Force des preuves et limites des recherches : Comment évaluer les études sur le sommeil
Pour évaluer les études sur l’extension du sommeil, il faut comprendre leur force probante et leurs limites. Bien que les recherches de Stanford soient pionnières, elles présentent des échantillons de petite taille (l’étude sur le basket ne comptait que 11 sujets), un manque de conception randomisée contrôlée stricte, et les sujets savaient qu’ils prolongeaient leur sommeil (double aveugle impossible), ce qui laisse place à un possible effet placebo. Cependant, la cohérence des résultats positifs entre disciplines (basket, natation, tennis), les mécanismes physiologiques clairs (GH, consolidation mnésique) et le soutien des revues systématiques ultérieures rendent l’ensemble des preuves assez crédible. Plus important encore, l’extension du sommeil n’a pratiquement aucun effet secondaire ni coût — même si une partie des bénéfices était surestimée, les avantages d’un sommeil suffisant pour la santé et la performance restent indéniables. Cela nous rappelle que, lors de l’application des recherches, il faut à la fois considérer rationnellement les limites de chaque étude individuelle et porter un jugement global en combinant les mécanismes et les preuves multiples, plutôt que de tout rejeter en raison des défauts méthodologiques d’une seule étude.
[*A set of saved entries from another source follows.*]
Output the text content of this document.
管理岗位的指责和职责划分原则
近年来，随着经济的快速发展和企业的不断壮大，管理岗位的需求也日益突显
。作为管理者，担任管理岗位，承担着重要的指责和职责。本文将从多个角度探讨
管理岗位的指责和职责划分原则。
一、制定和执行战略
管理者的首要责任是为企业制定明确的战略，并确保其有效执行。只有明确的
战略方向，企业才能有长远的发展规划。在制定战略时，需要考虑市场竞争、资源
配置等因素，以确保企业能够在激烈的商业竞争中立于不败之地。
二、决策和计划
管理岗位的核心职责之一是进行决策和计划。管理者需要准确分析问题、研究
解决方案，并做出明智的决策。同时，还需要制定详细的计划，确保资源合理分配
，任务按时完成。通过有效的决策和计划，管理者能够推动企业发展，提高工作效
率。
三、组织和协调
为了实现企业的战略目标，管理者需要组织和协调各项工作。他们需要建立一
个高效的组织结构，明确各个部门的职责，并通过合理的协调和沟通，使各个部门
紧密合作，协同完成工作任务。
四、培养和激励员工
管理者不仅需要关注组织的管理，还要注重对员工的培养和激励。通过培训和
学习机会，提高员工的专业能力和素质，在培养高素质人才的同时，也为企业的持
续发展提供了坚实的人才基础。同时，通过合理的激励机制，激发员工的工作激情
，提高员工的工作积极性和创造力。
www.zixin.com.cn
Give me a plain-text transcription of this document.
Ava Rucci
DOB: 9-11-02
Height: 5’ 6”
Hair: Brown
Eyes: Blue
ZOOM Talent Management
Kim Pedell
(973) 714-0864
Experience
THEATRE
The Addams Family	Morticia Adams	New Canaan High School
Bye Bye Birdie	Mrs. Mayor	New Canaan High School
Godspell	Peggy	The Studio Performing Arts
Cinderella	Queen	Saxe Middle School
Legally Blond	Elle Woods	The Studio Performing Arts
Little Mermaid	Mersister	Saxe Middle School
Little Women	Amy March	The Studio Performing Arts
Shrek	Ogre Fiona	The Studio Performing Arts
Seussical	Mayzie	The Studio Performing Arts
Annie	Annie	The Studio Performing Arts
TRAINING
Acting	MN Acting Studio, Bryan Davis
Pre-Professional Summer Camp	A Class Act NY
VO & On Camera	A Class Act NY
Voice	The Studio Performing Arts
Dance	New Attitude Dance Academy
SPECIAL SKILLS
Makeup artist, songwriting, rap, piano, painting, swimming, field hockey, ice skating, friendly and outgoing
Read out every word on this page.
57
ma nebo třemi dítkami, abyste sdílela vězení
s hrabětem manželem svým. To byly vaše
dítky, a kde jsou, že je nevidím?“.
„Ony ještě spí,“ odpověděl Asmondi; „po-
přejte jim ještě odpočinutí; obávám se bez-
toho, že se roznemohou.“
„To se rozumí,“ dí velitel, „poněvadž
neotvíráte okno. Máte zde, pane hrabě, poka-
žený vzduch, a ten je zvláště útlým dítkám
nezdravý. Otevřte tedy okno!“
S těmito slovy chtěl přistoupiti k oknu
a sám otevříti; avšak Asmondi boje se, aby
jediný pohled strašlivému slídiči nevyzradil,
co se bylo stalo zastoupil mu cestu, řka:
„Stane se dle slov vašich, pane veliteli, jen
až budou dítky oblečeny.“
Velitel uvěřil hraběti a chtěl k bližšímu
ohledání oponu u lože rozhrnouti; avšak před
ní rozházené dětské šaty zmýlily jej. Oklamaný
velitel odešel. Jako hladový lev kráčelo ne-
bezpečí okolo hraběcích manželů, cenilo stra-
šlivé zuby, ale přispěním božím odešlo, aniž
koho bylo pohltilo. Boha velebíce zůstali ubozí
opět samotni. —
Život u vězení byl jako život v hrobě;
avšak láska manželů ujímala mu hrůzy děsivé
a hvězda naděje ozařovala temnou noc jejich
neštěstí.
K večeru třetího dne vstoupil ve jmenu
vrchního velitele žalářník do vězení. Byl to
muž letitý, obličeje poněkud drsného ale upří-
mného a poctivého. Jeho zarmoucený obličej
Perspective intégrative interdisciplinaire : le sommeil comme fondation invisible de la performance
Les recherches sur l’extension du sommeil sont importantes car elles relient étroitement deux domaines — la « science du sommeil » et la « performance sportive » — et révèlent une vérité souvent négligée : l’amélioration de la performance ne provient pas uniquement d’un entraînement accru, mais aussi d’une meilleure récupération, dont le sommeil est le cœur. Cette perspective interdisciplinaire a transformé la réflexion sur le sport d’élite — les équipes de pointe engagent désormais des experts du sommeil, surveillent le sommeil de leurs athlètes et intègrent le sommeil dans la périodisation, au même titre que l’entraînement et la nutrition. D’un point de vue neuroscientifique, le sommeil consolide les habiletés motrices ; d’un point de vue endocrinologique, le sommeil profond stimule la réparation via l’hormone de croissance ; d’un point de vue psychologique, le sommeil influence l’humeur et la perception de l’effort ; d’un point de vue immunologique, le sommeil soutient la récupération et la résistance aux infections. Le sommeil agit comme un pivot reliant de multiples dimensions physiologiques et psychologiques de la performance. Lorsque nous comprenons que le sommeil n’est pas « du repos en dehors de l’entraînement », mais « une variable centrale de l’équation de la performance », nous pouvons le gérer avec un tout nouveau niveau d’importance. Cette vision intégrative est précisément le reflet du passage de la science du sport moderne d’une approche unidimensionnelle vers une pensée systémique — la performance est le résultat émergent de la coordination de multiples systèmes — physiologique, psychologique et de récupération — et le sommeil en est l’élément le plus fondamental, mais aussi le plus sous-estimé.
De la recherche au terrain d’entraînement : un cadre d’action pour l’optimisation du sommeil
Pour transformer la recherche sur le sommeil en action, on peut suivre un cadre en quatre étapes : « Évaluation — Environnement — Comportement — Suivi ». Évaluation : examiner honnêtement la quantité de son sommeil (la plupart des gens sous-estiment leur dette de sommeil), en visant 9 à 10 heures au lit pour les athlètes d’élite et au moins 7 à 9 heures pour le grand public. Environnement : refroidir la chambre (24–26 °C), obscurcir la lumière, réduire le bruit, déshumidifier — en particulier lors des nuits chaudes et humides à Taïwan ; retirer les appareils électroniques et les lumières vives de la chambre. Comportement : se coucher et se lever à heures fixes (pour renforcer l’horloge biologique), arrêter le téléphone une heure avant le coucher, limiter la caféine après la fin d’après-midi, éviter l’alcool comme aide au sommeil, prendre une douche tiède avant le coucher pour faciliter la dissipation de la chaleur ; profiter d’une sieste de 20 à 30 minutes en complément. Suivi : utiliser des dispositifs portables pour suivre les tendances du sommeil (observer les tendances, pas les valeurs absolues), et se fier en dernier ressort à la forme au réveil et aux performances à l’entraînement ; commencer à « mettre du sommeil en banque » une semaine avant une compétition importante. Le point clé de ce cadre est de considérer le sommeil comme une variable d’entraînement que l’on peut gérer activement, et non comme un temps résiduel passif. Pour les athlètes amateurs taïwanais qui doivent concilier études et travail, même s’ils ne peuvent pas atteindre la quantité de sommeil des athlètes d’élite, mettre en œuvre les fondamentaux d’environnement et de comportement peut considérablement améliorer la qualité du sommeil, et donc la récupération et la performance. Rappelez-vous : plutôt que de vous entraîner davantage en manque de sommeil, il vaut mieux garantir votre sommeil et améliorer la qualité de chaque séance — c’est scientifiquement un investissement bien plus rentable.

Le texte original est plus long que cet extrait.